27. The method of claim 1, further comprising coating the printed pattern of charge on the substrate surface with an encapsulating layer, wherein the encapsulating layer electrically insulates the printed pattern of charge.

28. A functional device made by the process of claim 1.

29. The functional device of claim 28, wherein the functional device is selected from the group consisting of an electronic component; a bioassay device; an anti-counter-fitting device; an optoelectronic device, a photovoltaic device, a mechanical device; and a security feature.

30. The method of claim 1, wherein the suspending fluid is a volatile fluid that evaporates during flight from the nozzle to the substrate surface.

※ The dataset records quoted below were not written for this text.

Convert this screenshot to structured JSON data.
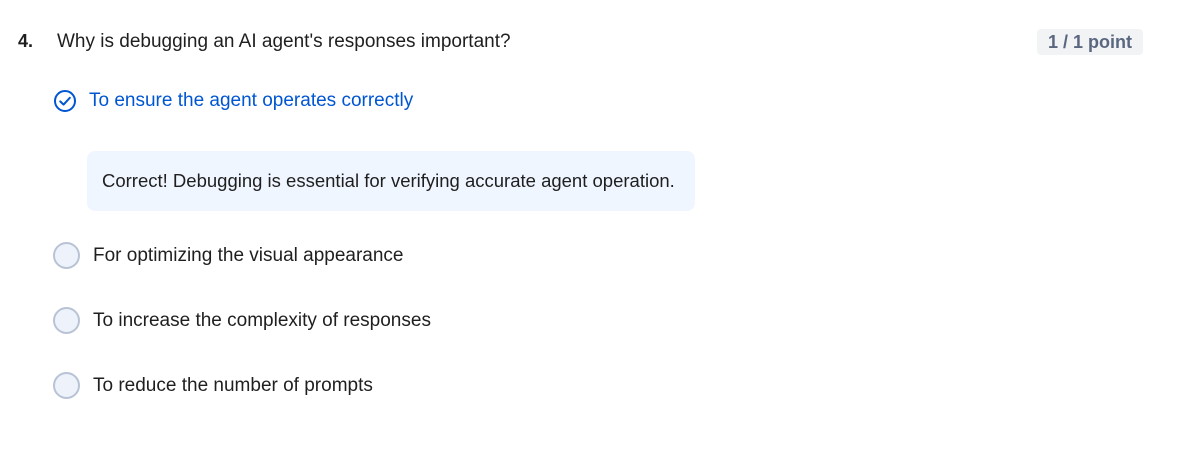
{
  "question": {
    "number": "4.",
    "text": "Why is debugging an AI agent's responses important?",
    "score": "1 / 1 point"
  },
  "selected_option": {
    "label": "To ensure the agent operates correctly",
    "icon": "check-circle-icon",
    "state": "correct"
  },
  "feedback": {
    "text": "Correct! Debugging is essential for verifying accurate agent operation."
  },
  "other_options": [
    {
      "label": "For optimizing the visual appearance",
      "icon": "radio-unselected-icon"
    },
    {
      "label": "To increase the complexity of responses",
      "icon": "radio-unselected-icon"
    },
    {
      "label": "To reduce the number of prompts",
      "icon": "radio-unselected-icon"
    }
  ],
  "colors": {
    "correct_accent": "#0056d2",
    "feedback_background": "#f0f6ff",
    "score_badge_background": "#f1f3f5",
    "score_badge_text": "#5b6780",
    "radio_border": "#b9c3d6",
    "radio_fill": "#eef2fa"
  }
}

31. A method of processing a substrate surface by charge deposition; said method comprising the steps of:

providing a nozzle containing a printable fluid;

providing a substrate having a substrate surface;

generating from the nozzle an ejected printable fluid containing net charge;

directing the ejected printable fluid containing suspending fluid and net charge to the substrate surface, wherein the net charge does not substantially degrade and substantially all the suspending fluid evaporates prior to physical contact with the substrate surface; and

retaining the net charge on the substrate surface,

wherein the printed charge influences a physical parameter of the substrate surface underlying the printed charge; and the printed pattern of charge comprises a plurality of dots of charge that form nanolines having a width less than 100 nm and a length greater than or equal to 1 μM.

32. The method of claim 31, wherein the substrate comprises silicon.

33. The method of claim 31, wherein the physical parameter is selected from the group consisting of binding affinity; an electronic or optoelectronic property; and electrostatic attraction or repulsion.